Редженс бросает туда лишь взгляд.
— И как оно выглядело?
— Злобный волосатый и воняет отстойным одеколоном, — дает короткое описание Лекс.
— Это ты про мастера Енеку? — уточняет Редженс, чуть изогнув левую бровь. К моему удивлению Лекс на секунду задумывается над вопросом.
— Ну, что-то общее между ними определенно есть, — отвечает он. — Но Енека сегодня должен быть…где-то в другом месте.
— Мы проверим, в каком месте кто должен быть, — обещает Редженс, поворачиваясь к своим подчиненным, которым не терпится продемонстрировать ему свою добычу.
— Вот тьма! А ведь они и вправду похожи, — говорит мне Лекс, отойдя со мной чуть подальше. — А что если у мастера Енеки есть еще более злобный брат-близнец? Ведущий голый и асоциальный образ жизни.

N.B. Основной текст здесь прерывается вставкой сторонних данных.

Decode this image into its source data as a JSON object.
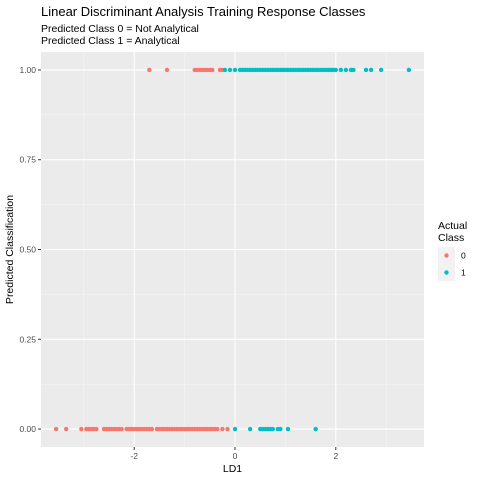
{
  "chart_data": {
    "type": "scatter",
    "title": "Linear Discriminant Analysis Training Response Classes",
    "subtitle_lines": [
      "Predicted Class 0 = Not Analytical",
      "Predicted Class 1 = Analytical"
    ],
    "xlabel": "LD1",
    "ylabel": "Predicted Classification",
    "xlim": [
      -3.85,
      3.75
    ],
    "ylim": [
      -0.05,
      1.05
    ],
    "x_ticks": [
      -2,
      0,
      2
    ],
    "x_tick_labels": [
      "-2",
      "0",
      "2"
    ],
    "y_ticks": [
      0,
      0.25,
      0.5,
      0.75,
      1
    ],
    "y_tick_labels": [
      "0.00",
      "0.25",
      "0.50",
      "0.75",
      "1.00"
    ],
    "grid": true,
    "legend": {
      "title_lines": [
        "Actual",
        "Class"
      ],
      "position": "right",
      "entries": [
        {
          "label": "0",
          "color": "#F8766D"
        },
        {
          "label": "1",
          "color": "#00BFC4"
        }
      ]
    },
    "series": [
      {
        "name": "0",
        "color": "#F8766D",
        "points": [
          [
            -3.55,
            0
          ],
          [
            -3.35,
            0
          ],
          [
            -3.05,
            0
          ],
          [
            -2.95,
            0
          ],
          [
            -2.9,
            0
          ],
          [
            -2.85,
            0
          ],
          [
            -2.8,
            0
          ],
          [
            -2.75,
            0
          ],
          [
            -2.6,
            0
          ],
          [
            -2.55,
            0
          ],
          [
            -2.5,
            0
          ],
          [
            -2.45,
            0
          ],
          [
            -2.4,
            0
          ],
          [
            -2.35,
            0
          ],
          [
            -2.3,
            0
          ],
          [
            -2.25,
            0
          ],
          [
            -2.15,
            0
          ],
          [
            -2.1,
            0
          ],
          [
            -2.05,
            0
          ],
          [
            -2.0,
            0
          ],
          [
            -1.95,
            0
          ],
          [
            -1.9,
            0
          ],
          [
            -1.85,
            0
          ],
          [
            -1.8,
            0
          ],
          [
            -1.75,
            0
          ],
          [
            -1.7,
            0
          ],
          [
            -1.65,
            0
          ],
          [
            -1.55,
            0
          ],
          [
            -1.5,
            0
          ],
          [
            -1.45,
            0
          ],
          [
            -1.4,
            0
          ],
          [
            -1.35,
            0
          ],
          [
            -1.3,
            0
          ],
          [
            -1.25,
            0
          ],
          [
            -1.2,
            0
          ],
          [
            -1.15,
            0
          ],
          [
            -1.1,
            0
          ],
          [
            -1.05,
            0
          ],
          [
            -1.0,
            0
          ],
          [
            -0.95,
            0
          ],
          [
            -0.9,
            0
          ],
          [
            -0.85,
            0
          ],
          [
            -0.8,
            0
          ],
          [
            -0.75,
            0
          ],
          [
            -0.7,
            0
          ],
          [
            -0.65,
            0
          ],
          [
            -0.6,
            0
          ],
          [
            -0.55,
            0
          ],
          [
            -0.5,
            0
          ],
          [
            -0.45,
            0
          ],
          [
            -0.4,
            0
          ],
          [
            -0.35,
            0
          ],
          [
            -0.25,
            0
          ],
          [
            -0.15,
            0
          ],
          [
            -1.7,
            1
          ],
          [
            -1.35,
            1
          ],
          [
            -0.8,
            1
          ],
          [
            -0.75,
            1
          ],
          [
            -0.7,
            1
          ],
          [
            -0.65,
            1
          ],
          [
            -0.6,
            1
          ],
          [
            -0.55,
            1
          ],
          [
            -0.5,
            1
          ],
          [
            -0.45,
            1
          ],
          [
            -0.3,
            1
          ],
          [
            -0.25,
            1
          ]
        ]
      },
      {
        "name": "1",
        "color": "#00BFC4",
        "points": [
          [
            0.0,
            0
          ],
          [
            0.3,
            0
          ],
          [
            0.5,
            0
          ],
          [
            0.55,
            0
          ],
          [
            0.6,
            0
          ],
          [
            0.65,
            0
          ],
          [
            0.7,
            0
          ],
          [
            0.75,
            0
          ],
          [
            0.85,
            0
          ],
          [
            0.9,
            0
          ],
          [
            1.05,
            0
          ],
          [
            1.6,
            0
          ],
          [
            -0.2,
            1
          ],
          [
            -0.1,
            1
          ],
          [
            0.0,
            1
          ],
          [
            0.1,
            1
          ],
          [
            0.15,
            1
          ],
          [
            0.2,
            1
          ],
          [
            0.25,
            1
          ],
          [
            0.3,
            1
          ],
          [
            0.35,
            1
          ],
          [
            0.4,
            1
          ],
          [
            0.45,
            1
          ],
          [
            0.5,
            1
          ],
          [
            0.55,
            1
          ],
          [
            0.6,
            1
          ],
          [
            0.65,
            1
          ],
          [
            0.7,
            1
          ],
          [
            0.75,
            1
          ],
          [
            0.8,
            1
          ],
          [
            0.85,
            1
          ],
          [
            0.9,
            1
          ],
          [
            0.95,
            1
          ],
          [
            1.0,
            1
          ],
          [
            1.05,
            1
          ],
          [
            1.1,
            1
          ],
          [
            1.15,
            1
          ],
          [
            1.2,
            1
          ],
          [
            1.25,
            1
          ],
          [
            1.3,
            1
          ],
          [
            1.35,
            1
          ],
          [
            1.4,
            1
          ],
          [
            1.45,
            1
          ],
          [
            1.5,
            1
          ],
          [
            1.55,
            1
          ],
          [
            1.6,
            1
          ],
          [
            1.65,
            1
          ],
          [
            1.7,
            1
          ],
          [
            1.75,
            1
          ],
          [
            1.8,
            1
          ],
          [
            1.85,
            1
          ],
          [
            1.9,
            1
          ],
          [
            1.95,
            1
          ],
          [
            2.0,
            1
          ],
          [
            2.1,
            1
          ],
          [
            2.2,
            1
          ],
          [
            2.3,
            1
          ],
          [
            2.35,
            1
          ],
          [
            2.6,
            1
          ],
          [
            2.7,
            1
          ],
          [
            2.9,
            1
          ],
          [
            3.45,
            1
          ]
        ]
      }
    ]
  }
}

А Енека всю жизнь прячет его в технических помещениях среди труб, чтобы заодно заботиться и о нем, и о них. Чтобы этого брата в психушку не забрали. А подмастерья Енеки это рано или поздно обнаруживают, и братья вынуждено избавляются от свидетелей? Версия?
— Ну, версия, да, — неуверенно соглашаюсь я.
— Мой намек что, никто не понял? — спрашивает Редженс, снова вернувшись к нам. Трое молодых стражей уже видимо получили от него указания и покидают помещение.
— Может и понял бы, но прослушал, — улыбается Лекс.
— Ты где должен быть сейчас? — спокойно задает вопрос офицер, но чувствуется, что мой друг уже крайне близок, чтобы огрести по полной. Я пытаюсь взять его за руку и утянуть к выходу.
— Здесь! — нагло ухмыляется Лекс и, забрав руку, обнимает меня за плечи. — Мы тут с Ветой делаем все возможное, чтобы раскрыть ваш висяк, чтобы ты выслужился перед начальством, а Кейн получил удовольствие, осознавая, что нас в любой момент могут сожрать. Ценишь?
— Нет, — ухмыляется Редженс и, ухватив Лекса за ухо, как, собственно, и обещал, говорит в него: — Ты должен быть на занятиях, а любые действия по расследованию предварительно согласовывать с нами. Понял? Со второго раза или еще повторить?
— Но это же бесчеловечно! — Лекс пытается вытащить свое из хватки офицера. — В смысле занятия по этике! Это издевательство. Сам бы туда сходил разок.
— Нам этика не нужна, — отпустив ухо, Редженс хватает Лекса за шиворот и толкает к выходу. И про меня не забывает. Его ладонь приятно теплая. — Она только мешает службу нести. Вместо этики у нас устав.
— Длинный и занудный, — ворчит Лекс, позволяя тащить себя дальше. — И его я уже читал, так что этика для меня тоже лишняя.
— Так сядь на лекции подальше и рисунки свои дебильные малюй, — выдает неожиданный совет Редженс, — главное, чтоб без прогулов — за них из гильдии могут выпереть.
У канала становится еще холодней, зато в тоннелях возле труб почти тепло. Мы возвращаемся в контору тем же путем, и вдоль него приторно сладкого запаха уже почти не ощущается.
— А когда нам с Ветой работу работать? — продолжает перечить Лекс. — Сейчас занятия, потом Енека в контору заявиться может! Не при нем же в его бумажках копаться.
— Вот пусть Мышь бумажки и перебирает, ты тут при чем?
— А кто ее в это время защищать будет? Если эта лохудра вернется?
— А дверцу стулом подпереть не судьба?
— А мне точно все еще нужно разбираться с записями? — встреваю я. Честно говоря, мне уже не очень хочется копаться во всех этих бумажных завалах. Когда это была единственная ниточка к исчезновению подмастерий, немножко азарта во мне еще теплилось, а сейчас Мышке так же лень этим заниматься, как и всем остальным.